Professor recognized for LGBT activison

University of Manitoba law professor, Karen Busby, was inducted into the Canadian LGBT Human Rights Hall of Fame (Q Hall of Fame) in Vancouver last month in honour of the work she has done for the community.

The Q Hall of Fame, founded in 2009, recognizes pioneers in the area of LGBT human rights. Busby, 52, is the first Manitoban inductee.

“I was delighted, of course, because it’s a really nice honour,” said Busby. “It’s nice to be recognized for your work.”

Busby researches laws related to sexuality and violence, including human rights laws affecting lesbian, gay, bi-sexual and trans-gendered people. Over the past 20 years, she has lobbied the government for legal recognition of same-sex relationships, worked on anti-sexual-violence campaigns with the Women’s Legal Education and Action Fund (LEAF), and assisted LGBT advocacy organization, Egale Canada, in a campaign for equal marriage.

In the late ‘90s, Busby represented LEAF in the Supreme Court of Canada in the Little Sisters case about the suppression of LGBT material by Canada Customs.
“This is a well-deserved honour for Professor Busby,” said Joanna Birenbaum, director of litigation for LEAF. “Her scholarship, activism and courage have contributed greatly to advancing LGBTQ rights.”

Birenbaum said that Busby has worked with LEAF for over 20 years and has dedicated “too many hours to count” to equality work.

“LEAF has benefited greatly from her incredible commitment,” said Birenbaum.
Throughout the last decade, Busby has also worked on several campaigns through Egale Canada, including an injunction for a gay teenager in Ontario that allowed him to bring a male date to his prom and a case that involved giving gay men the right to donate blood.

Hilary Cook, who worked with the professor on both the board and legal issues committee of Egale Canada, said that Busby’s work through the organization has allowed LGBT people to “be a full part of Canadian society.”

“It’s been really helpful having that type of a legal brain and that type of legal analysis applied to the problems that have come to our organization,” said Cook.

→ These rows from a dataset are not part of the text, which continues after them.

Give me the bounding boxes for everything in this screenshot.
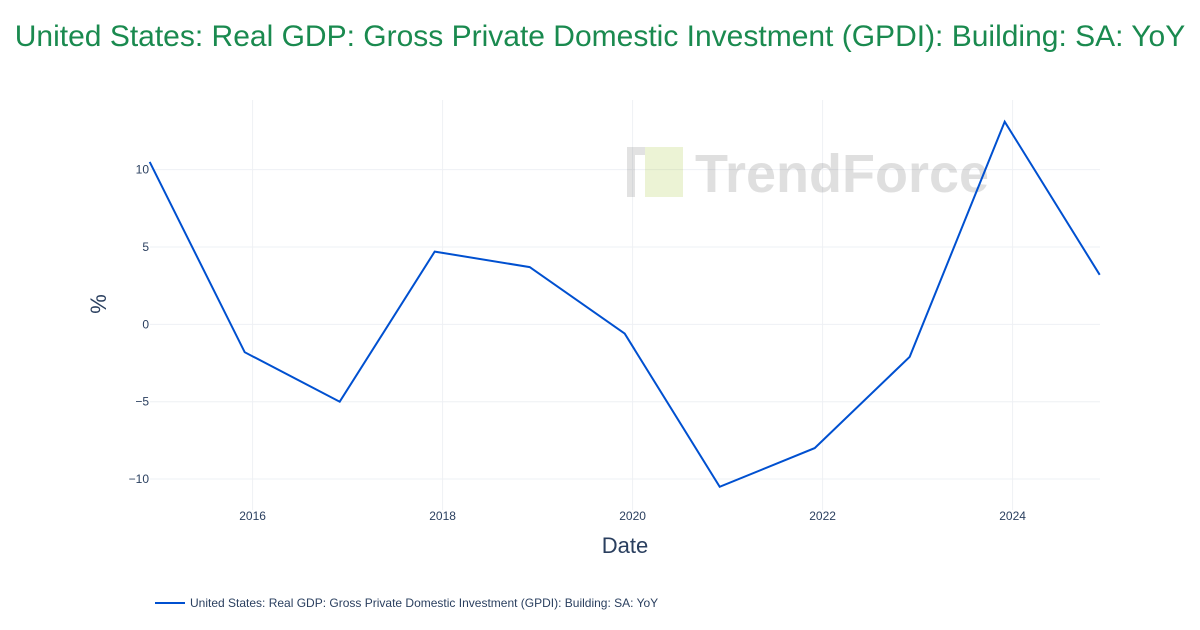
x-axis-title: Date	[602, 533, 648, 558]
chart-title: United States: Real GDP: Gross Private D…	[14, 20, 1186, 53]
trendforce-watermark-logo: TrendForce	[627, 144, 989, 204]
y-tick-label: 0	[142, 317, 149, 331]
legend-swatch	[155, 602, 185, 604]
legend-label: United States: Real GDP: Gross Private D…	[190, 596, 659, 610]
x-tick-label: 2024	[999, 509, 1026, 523]
legend[interactable]: United States: Real GDP: Gross Private D…	[155, 596, 658, 610]
svg-text:TrendForce: TrendForce	[695, 144, 989, 204]
x-tick-label: 2022	[809, 509, 836, 523]
y-axis-title: %	[86, 294, 111, 314]
y-tick-label: −5	[135, 395, 149, 409]
x-tick-label: 2018	[429, 509, 456, 523]
y-tick-label: −10	[129, 472, 150, 486]
x-tick-label: 2020	[619, 509, 646, 523]
x-tick-label: 2016	[239, 509, 266, 523]
series-line	[148, 119, 1101, 489]
y-tick-label: 5	[142, 240, 149, 254]
y-tick-label: 10	[136, 163, 150, 177]
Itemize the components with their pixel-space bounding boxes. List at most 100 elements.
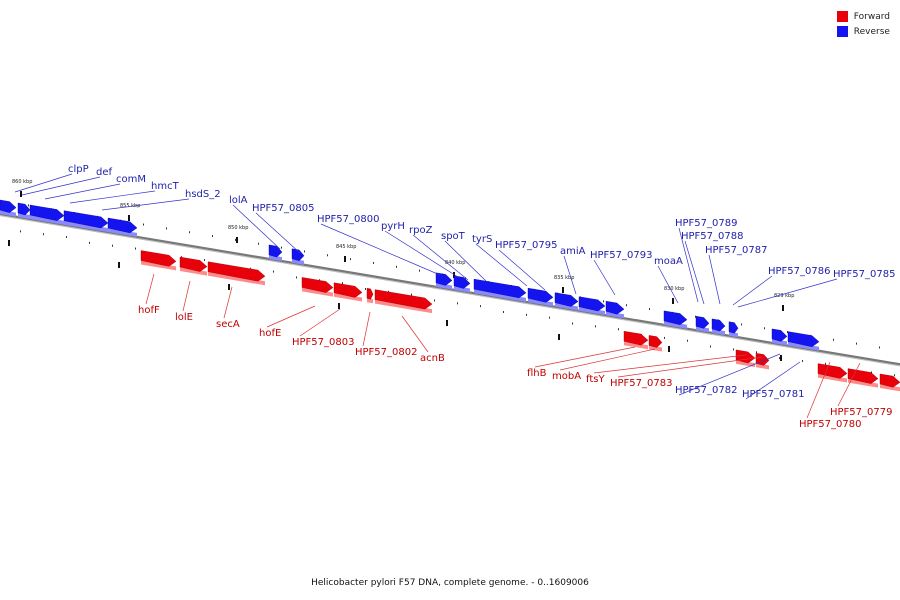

Busby was a leader in the campaign to amend all of Manitoba’s statutes to make sure that LGBT couples were treated the same way as straight couples.
“Manitoba has made the most comprehensive changes of any province in Canada and I was a big part of that,” she said.

For Busby, the motivation behind her work in the area of LGBT human rights comes from personal experience.

Busby said that many of her gay male friends in the late ‘70s and early ‘80s died in the AIDS epidemic. To see young men dying from a disease people didn’t know anything about “was terrifying and a real spur to action,” she said.
Busby, who identifies as lesbian, said that when she graduated law school, lawyers could lose their job if they came out, but as a professor with tenure, she couldn’t be fired for her sexual identity. The job security put her in the position to be able to speak up for human rights.

“It was important for me to take a leadership role because nothing could happen to me,” Busby said.

Digvir Jayas, vice-president (research) at the U of M, said it is wonderful to see Busby’s human rights work formally recognized.

“As well as being an exceptional professor and researcher, Karen has displayed passion, energy and commitment in her efforts to advance the protection of all human rights — including those affecting lesbian, gay, and transgendered Canadians,” said Jayas.

Busby is currently the academic director for the Centre of Human Rights and Research at the U of M and she is continuing her own research on sexual assault, human rights of trans-identified people as well as work on the conflict between sexual orientation and religious rights.

Busby was inducted into the Q Hall of Fame alongside 11 other individuals and joins past honourees such as former prime minister, Pierre Trudeau.